NU Online News Service, July 6, 3:45 p.m.
First Mercury Financial Corporation announced one its subsidiaries will buy Valiant Insurance Group for roughly $55 million, expanding its ability to write admitted specialty business and allowing it to enter the marine insurance market.
Valiant Insurance Group is the U.S. specialty insurance arm of Bermuda-based Ariel Holdings.
Southfield, Mich.-based First Mercury Corporation, whose operations include excess and surplus lines insurers and producers, said its principal insurance company operation--First Mercury Insurance Company--entered a definitive agreement to acquire Valiant for an amount equal to its anticipated tangible book value at closing.
The closing is expected to occur in fourth-quarter 2010.
Richard H. Smith, chairman, president and chief executive officer of First Mercury said, "For some time, we have been evaluating opportunities to enter the admitted market."
He added, "Valiant provides us with an attractive opportunity to gain admitted licensing, expand our resources in professional and management liability and selected specialty casualty underwriting classes, while adding marine underwriting capabilities to take advantage of improving market conditions in this line."
First Mercury said it will retain the primary and excess casualty, professional and management liability, and marine classes of business of Valiant's existing underwriting platform, and that it intends to retain Valiant's underwriting teams producing these classes of business.
First Mercury said it will not retain classes of Valiant business that are not consistent with its specialty niche underwriting focus.
First Mercury Financial ranked as the 22nd largest writer of excess and surplus lines business in 2009 with $292.1 million in direct E&S premiums, according to a recent listing of top E&S published by National Underwriter.
New York-based Valiant started operations in 2007 when Bermuda-based Ariel purchased the company as a shell to serve as its platform for a U.S. specialty insurance business.
Ariel is one of the Class of 2005 Bermuda companies set up with $1 billion of capital from private equity investors in the wake of Hurricanes Katrina, Rita and Wilma to capitalize on opportunities in the property-catastrophe reinsurance market.
Through May 31, 2010, gross written premiums for Valiant were approximately $34 million, First Mercury said, adding that in the 12 months following the closing of the transaction, First Mercury anticipates that Valiant will write approximately $50-to-$60 million of gross written premiums.

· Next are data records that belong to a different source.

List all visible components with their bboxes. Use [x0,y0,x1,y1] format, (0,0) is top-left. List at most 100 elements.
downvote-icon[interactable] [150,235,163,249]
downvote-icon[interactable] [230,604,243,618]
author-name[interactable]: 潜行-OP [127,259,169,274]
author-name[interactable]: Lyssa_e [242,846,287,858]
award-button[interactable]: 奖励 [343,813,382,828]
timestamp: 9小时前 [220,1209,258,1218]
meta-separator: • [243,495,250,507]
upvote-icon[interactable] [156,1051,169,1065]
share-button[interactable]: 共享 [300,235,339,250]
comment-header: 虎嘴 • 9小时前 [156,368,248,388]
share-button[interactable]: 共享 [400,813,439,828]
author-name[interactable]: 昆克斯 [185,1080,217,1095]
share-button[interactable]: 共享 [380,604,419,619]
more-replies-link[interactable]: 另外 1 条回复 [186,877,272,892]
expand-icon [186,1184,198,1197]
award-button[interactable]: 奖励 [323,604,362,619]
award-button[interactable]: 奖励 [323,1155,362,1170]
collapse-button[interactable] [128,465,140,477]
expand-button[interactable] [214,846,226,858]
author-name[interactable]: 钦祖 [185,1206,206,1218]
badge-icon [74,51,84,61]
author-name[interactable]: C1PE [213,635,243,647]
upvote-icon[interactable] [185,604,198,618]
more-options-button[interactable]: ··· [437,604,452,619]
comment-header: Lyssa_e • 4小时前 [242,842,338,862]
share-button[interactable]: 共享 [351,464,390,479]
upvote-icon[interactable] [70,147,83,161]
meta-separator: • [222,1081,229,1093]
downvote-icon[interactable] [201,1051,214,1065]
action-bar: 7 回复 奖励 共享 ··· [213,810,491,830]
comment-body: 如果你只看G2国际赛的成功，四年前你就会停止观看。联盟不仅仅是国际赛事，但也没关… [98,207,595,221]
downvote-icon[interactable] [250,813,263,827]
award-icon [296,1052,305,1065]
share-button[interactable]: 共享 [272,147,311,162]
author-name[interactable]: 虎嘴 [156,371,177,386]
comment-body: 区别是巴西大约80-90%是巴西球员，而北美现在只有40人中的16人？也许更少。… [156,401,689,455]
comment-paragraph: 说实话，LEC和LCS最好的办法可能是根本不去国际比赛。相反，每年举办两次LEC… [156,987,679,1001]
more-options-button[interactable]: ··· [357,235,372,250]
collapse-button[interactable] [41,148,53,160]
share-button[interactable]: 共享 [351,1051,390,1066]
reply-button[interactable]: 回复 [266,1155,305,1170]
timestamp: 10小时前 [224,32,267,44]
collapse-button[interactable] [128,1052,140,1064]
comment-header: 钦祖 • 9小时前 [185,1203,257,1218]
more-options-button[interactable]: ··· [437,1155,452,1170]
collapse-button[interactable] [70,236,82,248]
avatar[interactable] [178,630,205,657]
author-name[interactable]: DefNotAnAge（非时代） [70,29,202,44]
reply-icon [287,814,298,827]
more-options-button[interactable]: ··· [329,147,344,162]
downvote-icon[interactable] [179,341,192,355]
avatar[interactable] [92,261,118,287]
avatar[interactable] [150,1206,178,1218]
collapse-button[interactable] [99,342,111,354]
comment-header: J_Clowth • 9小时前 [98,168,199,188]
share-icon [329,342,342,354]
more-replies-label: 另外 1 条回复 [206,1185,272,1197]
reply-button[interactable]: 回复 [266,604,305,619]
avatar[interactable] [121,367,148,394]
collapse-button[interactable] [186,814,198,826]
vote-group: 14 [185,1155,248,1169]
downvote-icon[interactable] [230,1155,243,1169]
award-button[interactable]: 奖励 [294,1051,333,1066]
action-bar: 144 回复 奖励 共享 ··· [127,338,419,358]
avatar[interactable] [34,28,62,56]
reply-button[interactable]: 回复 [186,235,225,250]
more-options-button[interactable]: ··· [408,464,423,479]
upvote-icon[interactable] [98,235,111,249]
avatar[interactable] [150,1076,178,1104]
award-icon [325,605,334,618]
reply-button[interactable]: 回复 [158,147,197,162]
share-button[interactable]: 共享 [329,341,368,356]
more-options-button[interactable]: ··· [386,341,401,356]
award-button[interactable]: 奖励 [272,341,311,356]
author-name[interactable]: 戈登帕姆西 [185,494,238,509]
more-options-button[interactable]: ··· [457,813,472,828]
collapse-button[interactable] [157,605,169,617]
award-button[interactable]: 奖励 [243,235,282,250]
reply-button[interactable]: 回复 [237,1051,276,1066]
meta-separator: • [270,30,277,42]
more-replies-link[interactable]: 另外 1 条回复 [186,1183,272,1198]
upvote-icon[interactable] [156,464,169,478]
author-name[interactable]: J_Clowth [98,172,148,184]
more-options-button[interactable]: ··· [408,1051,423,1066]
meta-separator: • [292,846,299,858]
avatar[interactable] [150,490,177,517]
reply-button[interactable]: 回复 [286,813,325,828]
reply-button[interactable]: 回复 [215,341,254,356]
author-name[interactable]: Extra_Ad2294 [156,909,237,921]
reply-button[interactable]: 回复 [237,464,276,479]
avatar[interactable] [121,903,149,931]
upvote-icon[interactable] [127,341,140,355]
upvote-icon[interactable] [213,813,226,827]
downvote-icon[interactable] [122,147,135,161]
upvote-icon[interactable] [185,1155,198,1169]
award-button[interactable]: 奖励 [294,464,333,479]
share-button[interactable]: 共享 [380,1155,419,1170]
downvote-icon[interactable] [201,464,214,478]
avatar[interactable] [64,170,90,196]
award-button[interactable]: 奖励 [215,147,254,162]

According to Highline Data, Valiant wrote $54 million in gross premiums in total on a statutory basis in 2009.
First Mercury said it intends to retain only about 33 percent of Valiant's anticipated gross written premiums, while reinsuring the rest, noting that this is consistent with a past practice to prudently use reinsurance on newer lines of business.
First Mercury said it does not expect the Valiant deal to have a material effect on 2010 earnings and expects the transaction to be modestly accretive to earnings in 2011.
BofA Merrill Lynch acted as exclusive financial advisor to First Mercury on the transaction, and McDermott Will & Emery LLP acted as First Mercury's legal advisor.
Aon Benfield Securities Inc. acted as exclusive financial advisor to Ariel on the transaction, and Katten Muchin Rosenman LLP acted as Ariel's legal advisor.